The progressing expansion of the electric vehicle market and huge expectations about future growth have prompted massive EV-related investments in the U.S. Aside from new EV factories and a small tsunami of EV battery factories, there is also a significant wave of new EV charging equipment factories coming right now, an analysis of Department of Energy data shows.
The DOE’s Vehicle Technologies Office highlights that since 2021, manufacturers have announced more than $500 million in EV charger investments. This includes all types of electric vehicle charging equipment, including Level 2 AC charging points, DC fast chargers and some wireless charging systems (but those are still rare.)
The list of new plants (either announced, under construction, or in the pipeline) already includes more than 40 sites. We can see a visualization of the investments thanks to the DOE’s Building America’s Clean Energy Future website, which generates interesting maps:
Announced American-Made EV Charger Investments as of September 2023
The report says that these investments will create more than 3,000 new jobs. As we understand, that’s only for the manufacturing sites, while many more new jobs will be created to install and maintain the equipment.

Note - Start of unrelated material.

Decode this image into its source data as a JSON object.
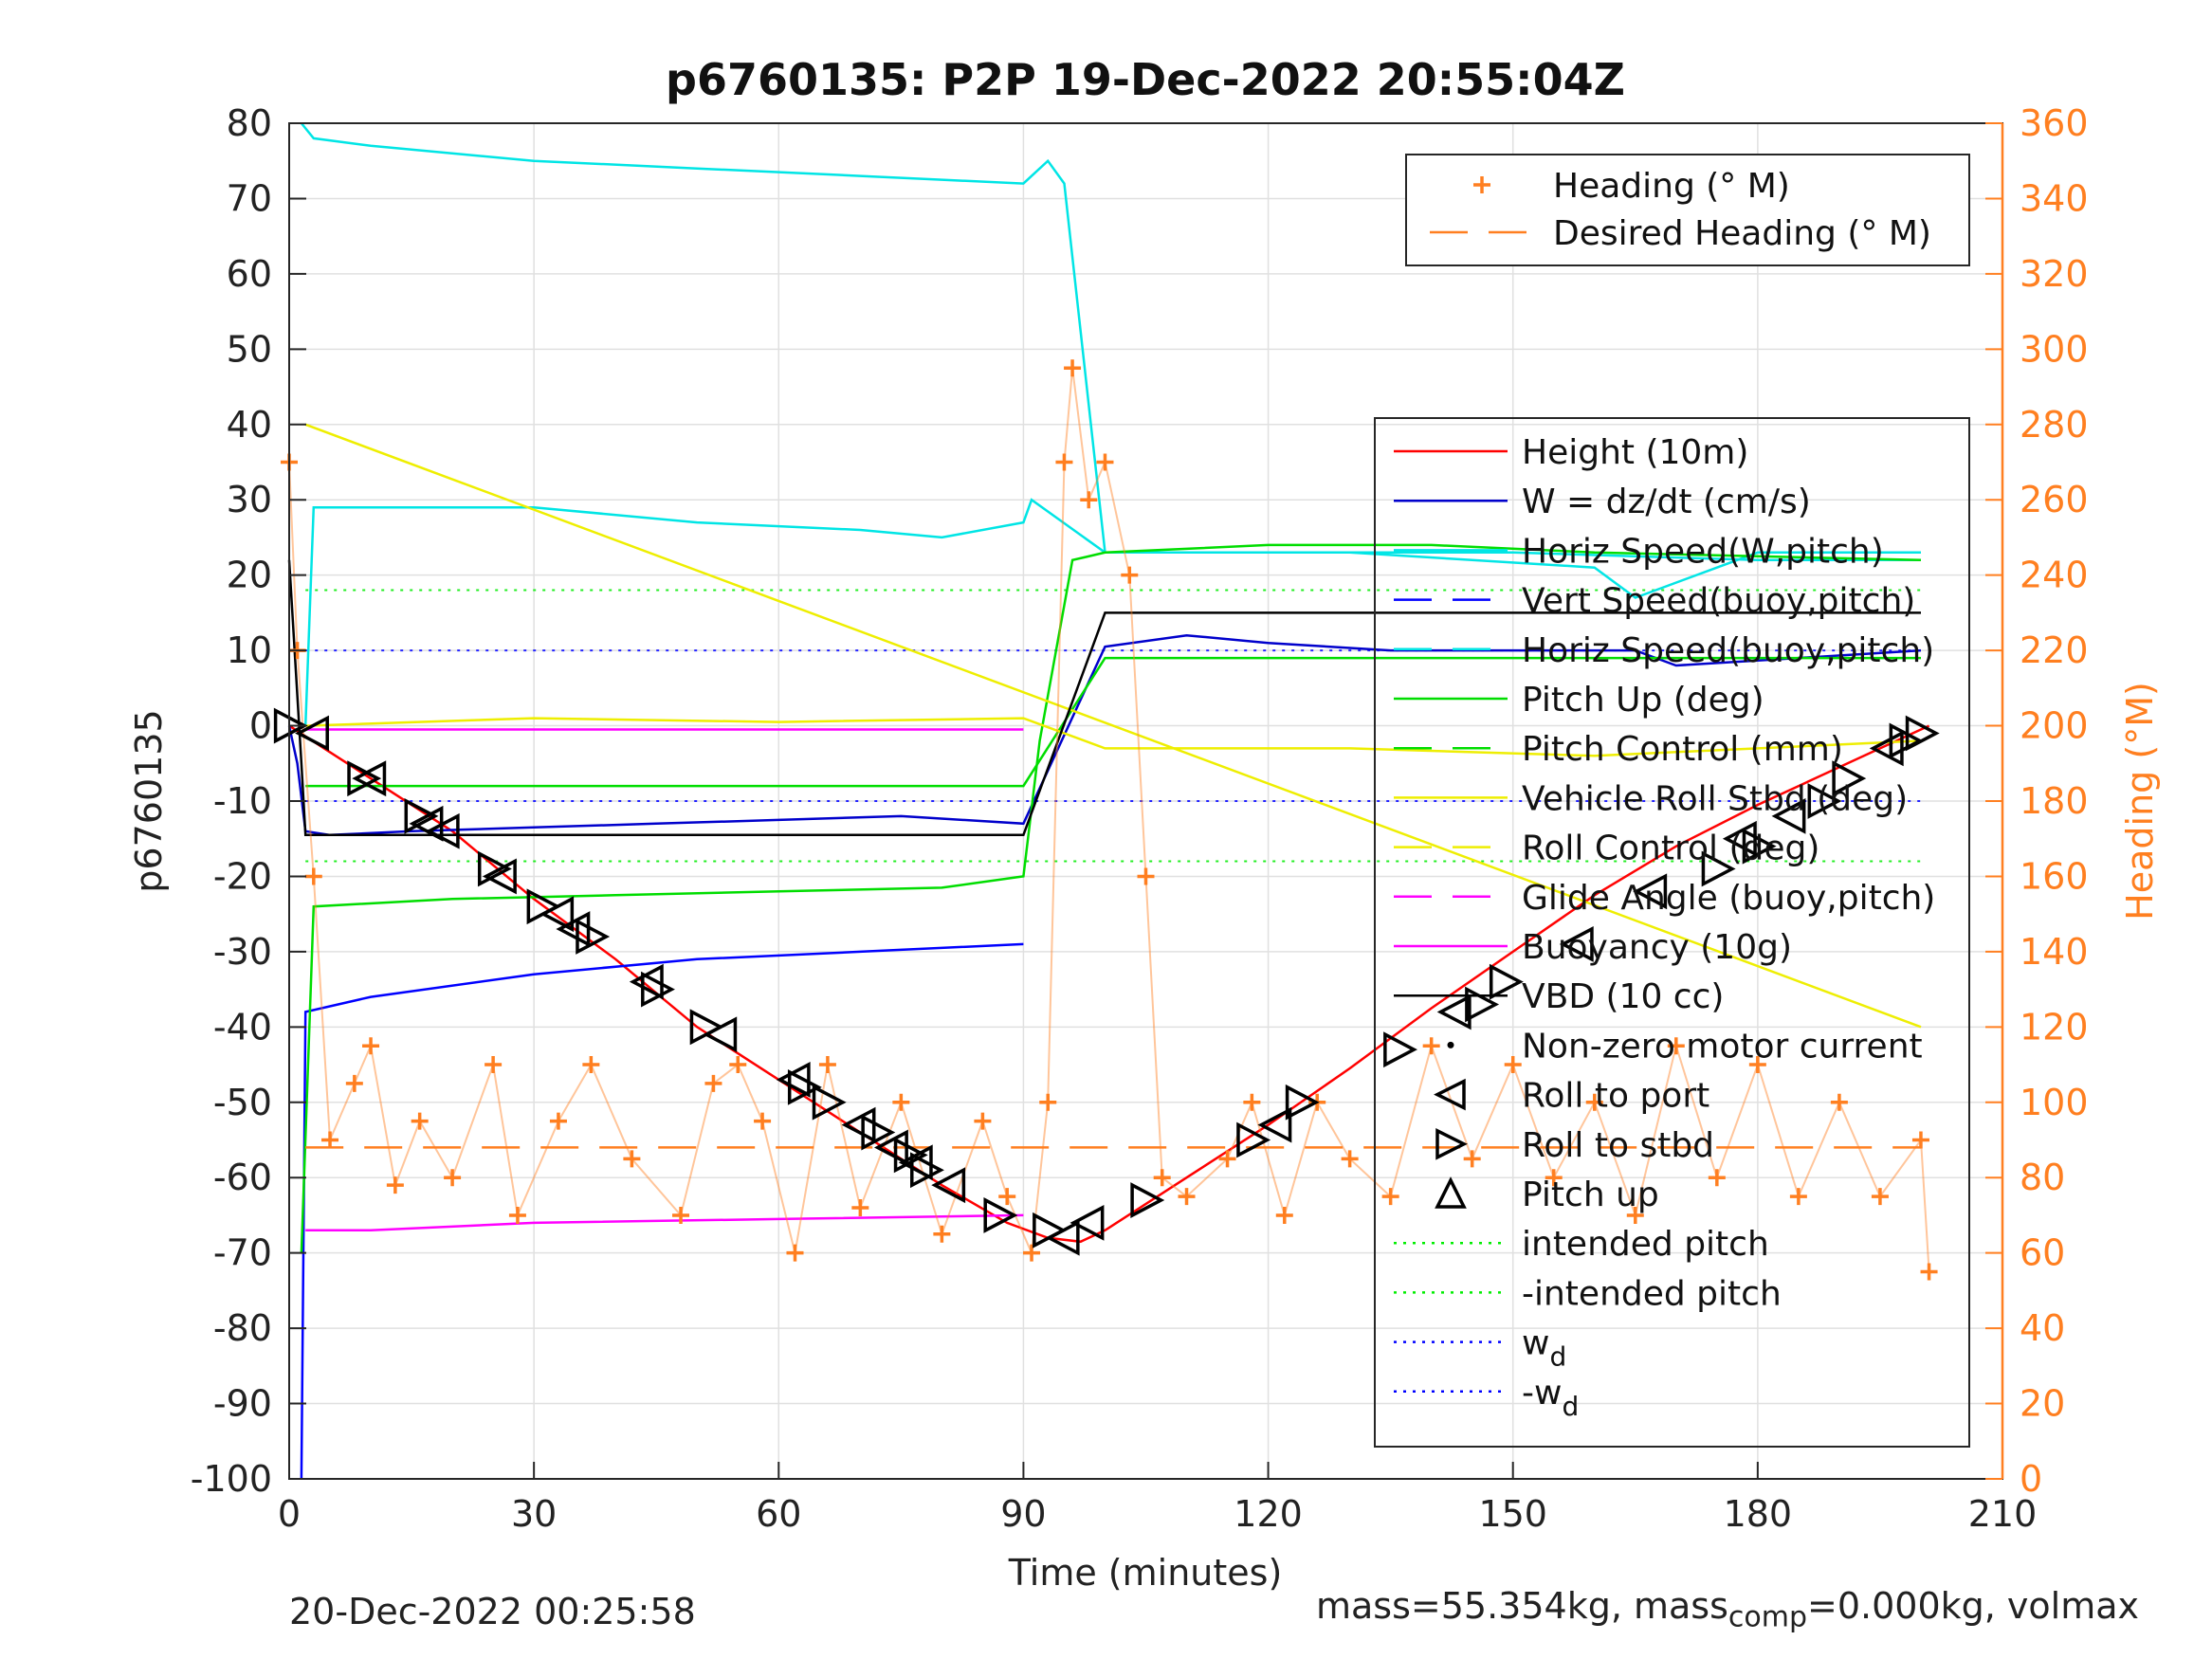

The entire EV charging market is at a special point right now, because aside from the growing sales of electric vehicles, the industry is preparing for a major switch to a new dominant charging standard in North America: the Tesla-developed NACS, which will be standardized by SAE.
At some point in the future, NACS will replace other charging systems for light-duty electric vehicles (J1772 for AC charging, CCS1 for DC charging, and older CHAdeMO for DC charging), covering all scenarios in a single plug.
This means that all the manufacturers and all the new factories must develop new products, though they will be temporarily supporting the existing charging standards. But all of this is proof of how the electric vehicle revolution is going to mean more to America’s economy than just new choices in cars.